NVIDIA Jetson Xavier - Jetson Inference Deep Learning Tutorial
Jetson-inference is a training guide for inference on the NVIDIA Jetson TX1 and TX2 using NVIDIA DIGITS. The "dev" branch on the repository is specifically oriented for NVIDIA Jetson Xavier since it uses the Deep Learning Accelerator (DLA) integration with TensorRT 5. This page is a summary of the original training which can be found in the jetson-inference Github repository. We will focus on the inference part of the tutorial because training is usually made on a host.
Building jetson-inference
To build jetson-inference from source on jetson follow these steps:
# install pre-requisites sudo apt-get install git cmake -y # clone the repo git clone --recursive https://github.com/dusty-nv/jetson-inference.git -b dev cd jetson-inference/ # configure with cmake mkdir build cd build cmake ../ # compile make
Classifying Images with ImageNet
ImageNet is a classification network trained with a database of 1000 objects. The input is an image and it outputs the most likely class and the probability that the image belongs to that class. The repo includes a command-line interface called imagenet-console and a live camera program called imagenet-camera.
imagenet-console
You can use a pretrained model from console:
cd jetson-inference/build/aarch64/bin ./imagenet-console <path-to-input-image> <path-to-output-image>
Example output:
Console output:
class 0195 - 0.963048 (Boston bull, Boston terrier) class 0245 - 0.017777 (French bulldog) imagenet-console: 'stella.jpeg' -> 96.30477% class #195 (Boston bull, Boston terrier) loaded image fontmapA.png (256 x 512) 2097152 bytes [cuda] cudaAllocMapped 2097152 bytes, CPU 0x21cda5000 GPU 0x21cda5000 [cuda] cudaAllocMapped 8192 bytes, CPU 0x21bf66000 GPU 0x21bf66000 imagenet-console: attempting to save output image to 'output_0.jpg' imagenet-console: completed saving 'output_0.jpg'
You can also load a custom caffe model:
./imagenet-console <path-to-input-image> <path-to-output-image> \ --prototxt=<path-to-prototxt> \ --model=<path-to-caffemodel> \ --labels=<path-to-labels> \ --input_blob=data \ --output_blob=softmax
imagenet-camera
Similar to the last example, you can run imagenet as a live camera demo:
cd jetson-inference/build/aarch64/bin $ ./imagenet-camera googlenet # to run using googlenet $ ./imagenet-camera alexnet # to run using alexnet
Locating Object Coordinates using DetectNet
Image recognition networks output class probabilities corresponding to the entire input image.
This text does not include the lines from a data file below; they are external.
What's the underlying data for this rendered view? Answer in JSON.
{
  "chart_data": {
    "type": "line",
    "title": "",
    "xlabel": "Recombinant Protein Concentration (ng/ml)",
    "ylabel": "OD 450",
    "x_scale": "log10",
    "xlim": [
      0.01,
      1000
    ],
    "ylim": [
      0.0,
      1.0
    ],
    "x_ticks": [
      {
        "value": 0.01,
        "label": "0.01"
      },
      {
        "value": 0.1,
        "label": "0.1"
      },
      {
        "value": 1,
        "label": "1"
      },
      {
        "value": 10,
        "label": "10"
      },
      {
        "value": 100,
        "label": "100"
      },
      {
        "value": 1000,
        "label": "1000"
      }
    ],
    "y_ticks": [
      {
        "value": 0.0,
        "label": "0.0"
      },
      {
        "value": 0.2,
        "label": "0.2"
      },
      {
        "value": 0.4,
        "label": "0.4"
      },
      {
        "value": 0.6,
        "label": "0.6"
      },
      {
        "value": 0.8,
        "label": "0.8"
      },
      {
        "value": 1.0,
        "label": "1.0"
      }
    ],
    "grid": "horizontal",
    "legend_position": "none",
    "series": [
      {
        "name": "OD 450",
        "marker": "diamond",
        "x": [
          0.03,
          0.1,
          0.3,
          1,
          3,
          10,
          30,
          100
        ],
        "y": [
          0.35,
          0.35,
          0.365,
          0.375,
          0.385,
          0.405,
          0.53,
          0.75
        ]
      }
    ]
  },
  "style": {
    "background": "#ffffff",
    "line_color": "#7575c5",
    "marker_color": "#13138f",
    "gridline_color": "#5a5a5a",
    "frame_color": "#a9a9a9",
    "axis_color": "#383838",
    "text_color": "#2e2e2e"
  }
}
Detection networks, on the other hand, find where in the image those objects are located. DetectNet accepts an input image and outputs the class and coordinates of the detected bounding boxes.
detectnet-console
You can use a pretrained model from the console:
./detectnet-console <path-to-input-image> <path-to-output-image> <network>
The network option can be any of the following pre-trained networks:
Model | Description |
---|---|
ped-100 | single-class pedestrian detector |
multiped-500 | multi-class pedestrian + baggage detector |
facenet-120 | single-class facial recognition detector |
coco-airplane | MS COCO airplane class |
coco-bottle | MS COCO bottle class |
coco-chair | MS COCO chair class |
coco-dog | MS COCO dog class |
Example output:
Console output:
1 bounding boxes detected bounding box 0 (58.201561, 171.843750) (634.487488, 1059.500000) w=576.285950 h=887.656250 draw boxes 1 0 0.000000 200.000000 255.000000 100.000000 detectnet-console: writing 772x1040 image to 'output_0.jpg' detectnet-console: successfully wrote 772x1040 image to 'output_0.jpg'
You can also load a custom caffe model:
./detectnet-console <path-to-input-image> <path-to-output-image> \ --prototxt=<path-to-prototxt> \ --model=<path-to-caffemodel> \ --input_blob=data \ --output_cvg=coverage \ --output_bbox=bboxes
detectnet-camera
Similar to the last example, you can run detectnet as a live camera demo:
cd jetson-inference/build/aarch64/bin ./detectnet-camera coco-bottle # detect bottles/soda cans in the camera ./detectnet-camera coco-dog # detect dogs in the camera ./detectnet-camera multiped # run using multi-class pedestrian/luggage detector ./detectnet-camera pednet # run using original single-class pedestrian detector ./detectnet-camera facenet # run using facial recognition network ./detectnet-camera # by default, program will run using multiped
Image Segmentation with SegNet
Segmentation is based on image recognition, except the classifications occur at the pixel level as opposed to classifying entire images as with image recognition. This is accomplished by convolutionalizing a pre-trained imageNet recognition model (like Alexnet), which turns it into a fully-convolutional segmentation model capable of per-pixel labeling.
segnet-console
You can use a pretrained model from console:
cd jetson-inference/build/aarch64/bin ./segnet-console <path-to-input-image> <path-to-output-image>
You can also load a custom caffe model:
./segnet-console <path-to-input-image> <path-to-output-image> \ --prototxt=<path-to-prototxt> \ --model=<path-to-caffemodel> \ --labels=<path-to-labels> \ --colors=<path-to-colors> \ --input_blob=data \ --output_blob=score_fr
segnet-camera
Similar to the last example, you can run segnet as a live camera demo:
cd jetson-inference/build/aarch64/bin ./segnet-camera